【ラブライブ μ's物語 Vol.4】オレとつばさと、ときどきμ's ~Winning wings 外伝~ 作:スターダイヤモンド
「それは…」
机の上に出された雑誌を見て、綾乃は血の気が引いた。
…まさか?…
「『J-BEAT』だよ。それで…ここ…」
彼女がページをめくる。
「!」
そこには、2ページに渡り4枚の写真が掲載されていた。
「これ、あなたでしょ?」
綾乃はそれが、先日、表参道で撮影されたものだと、すぐにわかった。
しかし、簡単には認めたくない。
…っていうか、聴いてないし…
「えっ?いや…似てる?別人じゃないかな?」
「似てるもなにも…」
「ははは…ほら、世の中には自分に似てる人が3人いる…っていうし」
「でも…ここに書いてあるよ『B学園中等部2年 / 綾乃さん』って…」
「うわっ!」
「どうしたの?」
バレー部の仲間が近寄ってくる。
「えっ?綾乃?」
「うそっ!綺麗!普段のイメージと全然違う…」
「いつ撮ったの?読モってやつ?」
「あははは…」
しかし、こうなると笑ってごまかせない。
仕方なく、事情を説明する。
ただし「掲載されることは知らなかった」と、そこは強く主張した。
「ちょっと、お母さん!どういうこと!」
家に帰るなり、綾乃が怒鳴る。
母の久美子は、その意味をすぐに悟った。
「見ちゃった?ごめんね、私も知らなかったのよ…」
テーブルの上には、昼間学校で見た『J-BEAT』が置かれていた。
「そんな…」
「あまりにクオリティが高かったから、急遽、挿し込んじゃったんだって」
「プライバシーの侵害だよ!」
「まぁまぁ…」
「載せるなんて言ってなかったじゃん!」
「わかってるわよ…。でも『綺麗』ってことで掲載されたんだし…怒ることじゃないでしょ?」
「うう…」
…確かに『綺麗』と言われて…照れ臭さはあるが、怒る理由にはならない…
「人生の『ほんの一瞬の記念撮影』だと思えば、いいじゃない」
納得はしてないが、載ってしまったものは仕方がない。
この日は、それ以上どうしようもなかった…。
しかし、思った以上に反響は大きく…
翌日以降、休み時間に綾乃の姿を見ようと、学年を問わず教室に『見物客』が訪れるようになる。

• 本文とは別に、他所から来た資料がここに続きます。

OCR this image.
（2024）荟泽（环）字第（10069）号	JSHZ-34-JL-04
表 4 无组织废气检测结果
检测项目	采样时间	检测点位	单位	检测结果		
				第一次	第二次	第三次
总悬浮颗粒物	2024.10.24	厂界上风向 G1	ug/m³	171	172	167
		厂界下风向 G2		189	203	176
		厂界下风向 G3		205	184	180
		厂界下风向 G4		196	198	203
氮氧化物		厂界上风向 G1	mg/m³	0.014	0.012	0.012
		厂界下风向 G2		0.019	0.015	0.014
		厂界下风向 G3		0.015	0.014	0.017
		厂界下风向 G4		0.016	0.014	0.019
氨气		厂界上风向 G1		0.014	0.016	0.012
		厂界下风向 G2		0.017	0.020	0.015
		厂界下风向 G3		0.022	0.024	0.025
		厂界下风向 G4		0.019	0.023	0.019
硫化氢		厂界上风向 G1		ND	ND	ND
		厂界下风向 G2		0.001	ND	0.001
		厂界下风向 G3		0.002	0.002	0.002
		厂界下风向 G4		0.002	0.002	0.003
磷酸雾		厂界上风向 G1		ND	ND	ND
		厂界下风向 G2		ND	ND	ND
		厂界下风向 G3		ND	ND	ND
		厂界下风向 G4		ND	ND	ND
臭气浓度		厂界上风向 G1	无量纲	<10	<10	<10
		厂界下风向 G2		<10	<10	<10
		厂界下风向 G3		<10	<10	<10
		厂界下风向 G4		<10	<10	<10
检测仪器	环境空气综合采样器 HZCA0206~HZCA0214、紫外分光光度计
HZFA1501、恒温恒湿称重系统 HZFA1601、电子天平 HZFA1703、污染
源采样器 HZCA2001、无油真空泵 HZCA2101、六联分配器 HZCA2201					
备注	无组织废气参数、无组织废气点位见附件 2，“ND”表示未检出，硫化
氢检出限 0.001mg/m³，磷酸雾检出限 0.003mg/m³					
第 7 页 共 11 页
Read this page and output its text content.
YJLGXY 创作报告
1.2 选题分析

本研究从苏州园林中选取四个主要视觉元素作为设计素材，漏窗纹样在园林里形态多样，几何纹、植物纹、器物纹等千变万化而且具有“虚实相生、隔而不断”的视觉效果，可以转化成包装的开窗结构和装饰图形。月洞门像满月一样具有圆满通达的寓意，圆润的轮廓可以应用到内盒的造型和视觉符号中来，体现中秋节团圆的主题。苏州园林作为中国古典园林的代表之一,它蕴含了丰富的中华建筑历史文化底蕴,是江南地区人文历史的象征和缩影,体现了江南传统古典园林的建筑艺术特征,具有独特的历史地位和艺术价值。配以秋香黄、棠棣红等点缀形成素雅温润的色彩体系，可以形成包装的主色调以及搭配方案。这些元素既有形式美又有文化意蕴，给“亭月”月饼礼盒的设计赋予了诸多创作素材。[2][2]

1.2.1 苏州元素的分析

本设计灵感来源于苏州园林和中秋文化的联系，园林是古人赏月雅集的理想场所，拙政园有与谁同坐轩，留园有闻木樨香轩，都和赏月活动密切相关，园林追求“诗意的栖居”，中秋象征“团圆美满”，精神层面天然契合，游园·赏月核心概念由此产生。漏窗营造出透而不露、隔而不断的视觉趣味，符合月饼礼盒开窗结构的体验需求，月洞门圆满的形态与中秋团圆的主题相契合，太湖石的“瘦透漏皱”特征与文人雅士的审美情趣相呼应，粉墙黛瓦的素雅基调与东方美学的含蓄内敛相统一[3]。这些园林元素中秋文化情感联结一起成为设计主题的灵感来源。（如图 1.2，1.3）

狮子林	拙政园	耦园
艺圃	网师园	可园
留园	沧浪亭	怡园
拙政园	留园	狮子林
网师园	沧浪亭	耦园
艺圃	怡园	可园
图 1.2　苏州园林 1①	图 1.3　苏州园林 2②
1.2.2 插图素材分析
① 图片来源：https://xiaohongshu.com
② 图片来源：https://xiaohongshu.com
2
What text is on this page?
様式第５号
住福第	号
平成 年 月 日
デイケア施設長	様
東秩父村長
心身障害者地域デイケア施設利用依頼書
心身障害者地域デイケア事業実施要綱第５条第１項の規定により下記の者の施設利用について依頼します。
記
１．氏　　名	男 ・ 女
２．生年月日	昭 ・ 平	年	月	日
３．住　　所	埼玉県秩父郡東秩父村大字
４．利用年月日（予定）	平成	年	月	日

なかには、サインやツーショットの撮影をねだる者もいた。
もちろん、綾乃は
「すみません。モデルでもなんでもないので、そういうのは、ちょっと…」
と、丁重に断る。
そんな、やりとりを見て
「後輩が入って来て、一段と競争が激しくなるっていうのに…随分と余裕ね…」
と綾乃のライバル…山下弘美はそう皮肉った。
「そんなつもりは、これっぽっちもないわよ。これは『アクシデント』なんだから…」
「いいんじゃない?サインくらい。この先、代表にでもなれば、絶対に書くんだから。今からその練習をしておけば?」
「『ヒロリ』…他人事だと思って…」
ヒロリとは弘美のあだ名。
2個上の先輩が付けた。
身長が低く、幼く見える彼女を…誰かが『ロリータ』と言い始め…それが名前と合わさって、いつの間にかそうなった。
本人からすれば、余り、嬉しくないだろうが
「私も小学生の時は『チョモ』って呼ばれてたんだ…」
と打ち明けてから、綾乃と弘美の距離は縮まり、こんな『軽口』が言えるほどの仲になっていた。
それにしても…
この騒動は何日か続いた。
たった4枚の写真が雑誌に載っただけで、これほどまで騒ぎになるとは…想像もしていなかった…。